Though the road may have been arduous, he reached that peak: Uslan has served as the executive producer of all Batman major motion pictures, from 1989's "Batman" to the upcoming "The Dark Knight Rises."
Uslan told his story Thursday night at Harper College as part of a promotion for his memoir, "The Boy Who Loved Batman." He told the crowded auditorium about how, at age 8, Batman's lack of superpowers appealed to him, made him believe that he could be the guy with enough exercise and a cool enough car.
He described himself as the "ultimate comic book geek," who kept 30,000 comic books in his parents' garage and attended the first ever comic book convention in New York City in July 1964.

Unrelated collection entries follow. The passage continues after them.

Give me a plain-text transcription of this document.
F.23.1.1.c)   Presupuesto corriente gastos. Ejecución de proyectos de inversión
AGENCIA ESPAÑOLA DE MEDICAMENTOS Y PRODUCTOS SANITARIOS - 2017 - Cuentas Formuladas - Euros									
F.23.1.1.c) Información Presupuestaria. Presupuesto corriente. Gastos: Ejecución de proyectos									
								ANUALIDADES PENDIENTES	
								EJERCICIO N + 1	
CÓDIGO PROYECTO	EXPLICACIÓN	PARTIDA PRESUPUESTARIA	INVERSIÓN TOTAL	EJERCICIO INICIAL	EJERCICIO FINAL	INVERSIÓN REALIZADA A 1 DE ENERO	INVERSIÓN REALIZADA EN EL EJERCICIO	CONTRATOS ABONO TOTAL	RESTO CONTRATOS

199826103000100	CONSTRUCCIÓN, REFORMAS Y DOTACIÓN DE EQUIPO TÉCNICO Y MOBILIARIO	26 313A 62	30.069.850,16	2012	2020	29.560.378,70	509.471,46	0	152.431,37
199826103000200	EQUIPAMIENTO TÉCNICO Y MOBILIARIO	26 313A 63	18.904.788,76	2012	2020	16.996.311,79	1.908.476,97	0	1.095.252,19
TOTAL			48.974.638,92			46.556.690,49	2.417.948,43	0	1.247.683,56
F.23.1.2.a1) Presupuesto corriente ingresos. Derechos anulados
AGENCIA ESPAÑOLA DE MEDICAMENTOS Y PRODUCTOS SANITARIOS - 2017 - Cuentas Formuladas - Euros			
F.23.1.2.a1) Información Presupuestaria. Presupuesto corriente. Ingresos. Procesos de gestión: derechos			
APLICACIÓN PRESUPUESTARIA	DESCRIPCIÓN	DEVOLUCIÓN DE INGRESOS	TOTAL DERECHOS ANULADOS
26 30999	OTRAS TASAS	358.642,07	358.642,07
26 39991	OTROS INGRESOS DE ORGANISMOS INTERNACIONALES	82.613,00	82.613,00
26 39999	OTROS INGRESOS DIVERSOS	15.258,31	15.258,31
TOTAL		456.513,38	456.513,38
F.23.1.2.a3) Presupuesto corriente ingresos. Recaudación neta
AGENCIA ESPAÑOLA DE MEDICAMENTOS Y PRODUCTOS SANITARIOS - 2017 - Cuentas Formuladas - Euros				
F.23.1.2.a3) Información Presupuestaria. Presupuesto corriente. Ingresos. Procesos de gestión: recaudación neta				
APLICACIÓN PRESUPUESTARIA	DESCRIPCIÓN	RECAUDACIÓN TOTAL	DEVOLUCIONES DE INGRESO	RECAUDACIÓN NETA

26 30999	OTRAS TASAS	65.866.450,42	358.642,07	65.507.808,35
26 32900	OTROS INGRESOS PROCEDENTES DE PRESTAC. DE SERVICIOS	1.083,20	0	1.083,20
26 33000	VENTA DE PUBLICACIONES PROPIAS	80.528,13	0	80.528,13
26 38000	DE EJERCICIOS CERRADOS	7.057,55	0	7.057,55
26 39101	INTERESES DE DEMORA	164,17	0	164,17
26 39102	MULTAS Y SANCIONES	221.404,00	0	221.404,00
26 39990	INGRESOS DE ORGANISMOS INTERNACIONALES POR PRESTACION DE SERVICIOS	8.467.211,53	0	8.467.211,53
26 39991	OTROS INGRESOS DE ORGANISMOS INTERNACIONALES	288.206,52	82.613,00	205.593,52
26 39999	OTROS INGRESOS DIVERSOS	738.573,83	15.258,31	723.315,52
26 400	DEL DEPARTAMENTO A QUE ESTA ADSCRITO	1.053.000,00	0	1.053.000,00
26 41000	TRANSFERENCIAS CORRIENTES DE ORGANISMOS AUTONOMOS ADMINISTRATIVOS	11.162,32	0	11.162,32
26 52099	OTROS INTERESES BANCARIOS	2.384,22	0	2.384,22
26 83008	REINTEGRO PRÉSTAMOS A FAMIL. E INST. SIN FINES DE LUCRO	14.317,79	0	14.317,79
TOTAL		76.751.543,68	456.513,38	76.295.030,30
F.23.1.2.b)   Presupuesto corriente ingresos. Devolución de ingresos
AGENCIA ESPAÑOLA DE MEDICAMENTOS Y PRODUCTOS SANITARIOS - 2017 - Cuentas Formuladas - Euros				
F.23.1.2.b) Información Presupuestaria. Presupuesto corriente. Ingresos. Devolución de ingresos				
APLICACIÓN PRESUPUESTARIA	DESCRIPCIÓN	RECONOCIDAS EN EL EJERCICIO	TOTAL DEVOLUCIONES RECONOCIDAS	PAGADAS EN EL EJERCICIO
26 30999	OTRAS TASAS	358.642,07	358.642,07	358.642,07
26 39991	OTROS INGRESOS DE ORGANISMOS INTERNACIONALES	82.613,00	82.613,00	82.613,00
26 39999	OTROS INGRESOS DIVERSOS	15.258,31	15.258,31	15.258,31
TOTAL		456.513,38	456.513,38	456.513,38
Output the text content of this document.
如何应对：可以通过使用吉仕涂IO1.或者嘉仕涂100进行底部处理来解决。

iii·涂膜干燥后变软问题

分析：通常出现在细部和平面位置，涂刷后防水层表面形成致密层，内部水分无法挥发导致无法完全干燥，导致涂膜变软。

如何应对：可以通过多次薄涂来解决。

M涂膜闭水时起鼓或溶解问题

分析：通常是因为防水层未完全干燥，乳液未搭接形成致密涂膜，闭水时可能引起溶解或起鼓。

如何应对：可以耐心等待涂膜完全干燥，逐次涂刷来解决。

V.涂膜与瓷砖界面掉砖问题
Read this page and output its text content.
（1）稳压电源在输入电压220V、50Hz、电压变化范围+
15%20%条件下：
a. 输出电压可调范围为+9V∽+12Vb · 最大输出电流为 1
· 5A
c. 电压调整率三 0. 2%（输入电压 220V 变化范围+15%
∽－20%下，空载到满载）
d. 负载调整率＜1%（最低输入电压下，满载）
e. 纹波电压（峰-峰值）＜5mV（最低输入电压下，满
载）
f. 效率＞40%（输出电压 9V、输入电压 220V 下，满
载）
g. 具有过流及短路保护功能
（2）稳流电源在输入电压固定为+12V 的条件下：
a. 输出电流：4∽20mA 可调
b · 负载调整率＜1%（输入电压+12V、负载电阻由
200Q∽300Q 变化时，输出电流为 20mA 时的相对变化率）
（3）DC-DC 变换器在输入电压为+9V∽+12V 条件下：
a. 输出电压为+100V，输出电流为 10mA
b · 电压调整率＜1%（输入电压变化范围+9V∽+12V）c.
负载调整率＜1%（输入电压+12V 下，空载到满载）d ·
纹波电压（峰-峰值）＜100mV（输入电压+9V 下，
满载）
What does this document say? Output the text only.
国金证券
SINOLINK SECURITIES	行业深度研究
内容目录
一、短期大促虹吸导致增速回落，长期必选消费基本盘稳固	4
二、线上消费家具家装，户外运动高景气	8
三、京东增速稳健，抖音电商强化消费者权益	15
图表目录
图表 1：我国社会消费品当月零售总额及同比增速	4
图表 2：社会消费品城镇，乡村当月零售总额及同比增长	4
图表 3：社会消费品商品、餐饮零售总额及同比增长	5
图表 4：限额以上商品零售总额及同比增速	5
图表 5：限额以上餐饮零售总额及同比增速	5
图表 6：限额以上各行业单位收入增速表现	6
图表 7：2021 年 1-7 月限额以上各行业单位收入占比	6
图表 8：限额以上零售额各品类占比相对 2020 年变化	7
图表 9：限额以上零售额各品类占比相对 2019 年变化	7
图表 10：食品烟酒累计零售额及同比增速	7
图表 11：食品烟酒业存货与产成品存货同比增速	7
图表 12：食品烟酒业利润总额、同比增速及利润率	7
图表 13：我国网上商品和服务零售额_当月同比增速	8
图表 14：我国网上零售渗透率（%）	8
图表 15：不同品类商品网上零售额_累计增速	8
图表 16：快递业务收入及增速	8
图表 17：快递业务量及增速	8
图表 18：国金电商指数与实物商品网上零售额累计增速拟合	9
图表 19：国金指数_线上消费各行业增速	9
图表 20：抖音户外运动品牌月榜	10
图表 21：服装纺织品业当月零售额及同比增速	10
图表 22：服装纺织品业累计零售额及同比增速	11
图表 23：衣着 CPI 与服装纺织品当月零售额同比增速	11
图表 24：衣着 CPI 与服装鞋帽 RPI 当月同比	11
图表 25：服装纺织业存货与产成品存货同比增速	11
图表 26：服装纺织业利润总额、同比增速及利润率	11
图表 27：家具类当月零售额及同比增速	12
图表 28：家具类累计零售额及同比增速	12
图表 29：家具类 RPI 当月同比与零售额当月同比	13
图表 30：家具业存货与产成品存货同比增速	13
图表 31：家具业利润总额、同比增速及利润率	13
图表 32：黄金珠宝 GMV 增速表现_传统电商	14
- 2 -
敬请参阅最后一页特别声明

This childhood geekery gave way to full-blown nerdiness in his college years, as he became the first instructor in the country teaching a course about comic books at Indiana University in the early 1970s.
"Comic books are a legitimate American art form," he remembered arguing to the reluctant dean who eventually permitted him to teach the class. "It's as indigenous to the country as jazz."
After he got the class, he made a mark on the national comic book scene. He got phone calls from Marvel's Stan Lee and DC's Sol Harrison, taking a job under the latter in New York.
The key to his success, he says, was opportunism: He wrote a script for the comic book "The Shadow" when the editor needed a story on short notice. That script got a ringing endorsement from Julius Schwartz, a revered writer and editor.
"It didn't stink," Uslan remembered Schwartz saying — before offering him the opportunity to write for Batman.
With his childhood dream of writing his favorite superhero realized, he had to move onto a new goal: redeeming the Dark Knight in the public eye after the campy debacle that was the television series.
After mailing 372 résumés, completing law school and working for almost four years as a lawyer in the entertainment industry, Uslan knew he had to make his big move: He bought the rights to the Batman movies from Sol Harrison.
"He's as dead as a dodo," Harrison told Uslan. "Nobody's interested in Batman anymore."
That didn't deter Uslan: On Oct. 3, 1979, he and Batfilm Productions bought the rights to the series. The next 10 years of rejections, of outright mockery from Hollywood didn't deter him, either. Finally, he found a director who shared his vision — Tim Burton, who Uslan called a genius — and the rest was cinematic history.
After a break in production following the poorly received "Batman & Robin", Uslan teamed up with Christopher Nolan to heighten the standards of comic book movies even further. Uslan said Nolan made it so that comic book movies weren't just measured relative to other comic book movies; people were comfortable coming out of "The Dark Knight" and calling it a great film, period.
With the current iteration of Batman films nearing its conclusion, the franchise is sitting comfortably as one of the most popular in the world. That success is owed to Michael Uslan, to his single-minded dedication to bringing his Batman to the silver screen in the face of all obstacles.
"What happens when these doors slam in your face?" Uslan said of early struggles to get the movies produced. "You can cry about it and go home. Or you can pick yourself up, dust yourself off and knock again, knock again and knock again until your knuckles bleed. These serious Batman movies were built on my bleeding knuckles."